Fast is a relative term
I’ve been thinking recently about 'later life running', as Richard Askwith so delicately describes it in his excellent book The Race Against Time
I clocked up 50 miles (80km) last week without even thinking too much about it. Often I have a mileage goal in mind - usually around 35 to 40 miles - and it can be quite hard to reach it, and I start to think, how do people regularly run 50+ miles a week? And then this week, it just happened. The key was two longish runs - I did 12 miles on Friday and 14 miles on Sunday. Both runs were done with friends, which helped - if it had just been me, I would have probably talked myself down from such distances.
I’ve been thinking about “later life running” as Richard Askwith so delicately describes it in his excellent book The Race Against Time. I’m half planning to sign up to a road half marathon soon, and my first thought was whether I could shoot for a personal best time. But then I realised that my PB is 77 minutes, which is averaging under 6 minutes per mile, for an entire half marathon. That seems a bit of a stretch to me right now, to say the least.
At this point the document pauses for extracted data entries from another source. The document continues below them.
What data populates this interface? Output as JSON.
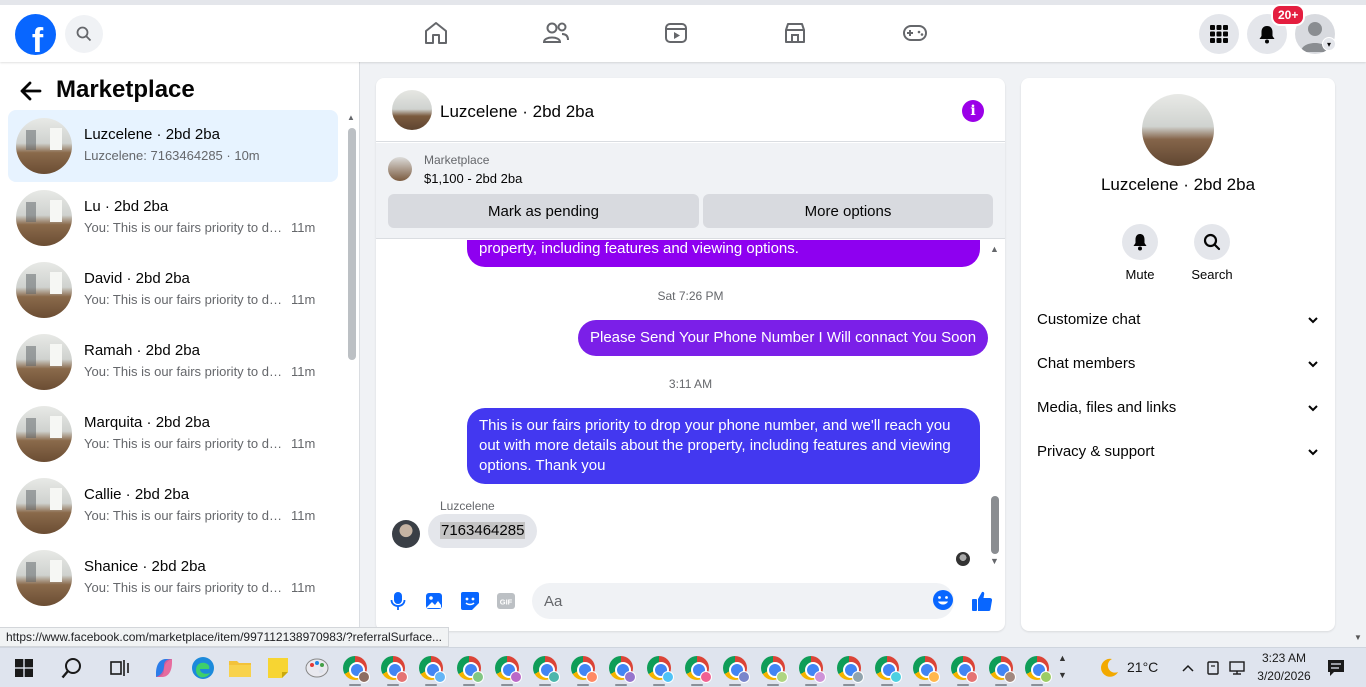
{
  "topbar": {
    "logo": "f",
    "notification_badge": "20+",
    "nav_icons": [
      "home-icon",
      "friends-icon",
      "watch-icon",
      "marketplace-icon",
      "gaming-icon"
    ]
  },
  "left": {
    "title": "Marketplace",
    "conversations": [
      {
        "name": "Luzcelene · 2bd 2ba",
        "snippet": "Luzcelene: 7163464285 · 10m",
        "time": ""
      },
      {
        "name": "Lu · 2bd 2ba",
        "snippet": "You: This is our fairs priority to drop your phone number",
        "time": "11m"
      },
      {
        "name": "David · 2bd 2ba",
        "snippet": "You: This is our fairs priority to drop your phone number",
        "time": "11m"
      },
      {
        "name": "Ramah · 2bd 2ba",
        "snippet": "You: This is our fairs priority to drop your phone number",
        "time": "11m"
      },
      {
        "name": "Marquita · 2bd 2ba",
        "snippet": "You: This is our fairs priority to drop your phone number",
        "time": "11m"
      },
      {
        "name": "Callie · 2bd 2ba",
        "snippet": "You: This is our fairs priority to drop your phone number",
        "time": "11m"
      },
      {
        "name": "Shanice · 2bd 2ba",
        "snippet": "You: This is our fairs priority to drop your phone number",
        "time": "11m"
      }
    ]
  },
  "chat": {
    "title": "Luzcelene · 2bd 2ba",
    "listing": {
      "category": "Marketplace",
      "price_title": "$1,100 - 2bd 2ba",
      "mark_pending": "Mark as pending",
      "more_options": "More options"
    },
    "messages": {
      "partial": "property, including features and viewing options.",
      "ts1": "Sat 7:26 PM",
      "out1": "Please Send Your Phone Number I Will connact You Soon",
      "ts2": "3:11 AM",
      "out2": "This is our fairs priority to drop your phone number, and we'll reach you out with more details about the property, including features and viewing options.  Thank you",
      "sender": "Luzcelene",
      "incoming": "7163464285"
    },
    "composer_placeholder": "Aa",
    "colors": {
      "purple": "#9b00e8",
      "blue_purple": "#5b3cf0",
      "blue": "#3f3df2",
      "accent": "#0866ff"
    }
  },
  "info": {
    "name": "Luzcelene · 2bd 2ba",
    "mute": "Mute",
    "search": "Search",
    "sections": [
      "Customize chat",
      "Chat members",
      "Media, files and links",
      "Privacy & support"
    ]
  },
  "status_url": "https://www.facebook.com/marketplace/item/997112138970983/?referralSurface...",
  "taskbar": {
    "temperature": "21°C",
    "time": "3:23 AM",
    "date": "3/20/2026"
  }
}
So then I started thinking, what would be a good time for me as a 50-year-old? On one level, that feels like slightly defeatist thinking, a sort of consolation prize, an acceptance that I’m getting old. But age is just a number, right? You’re only as old as you feel, right?
Hmmm.
I realised that when I was a junior, and running seriously, I had no qualms about focussing primarily on my age group. None of the juniors I knew felt defeatist about trying to be the best junior in their club/town/county. We raced in the junior races, and that was all that mattered. What the seniors were doing didn’t even enter our thoughts.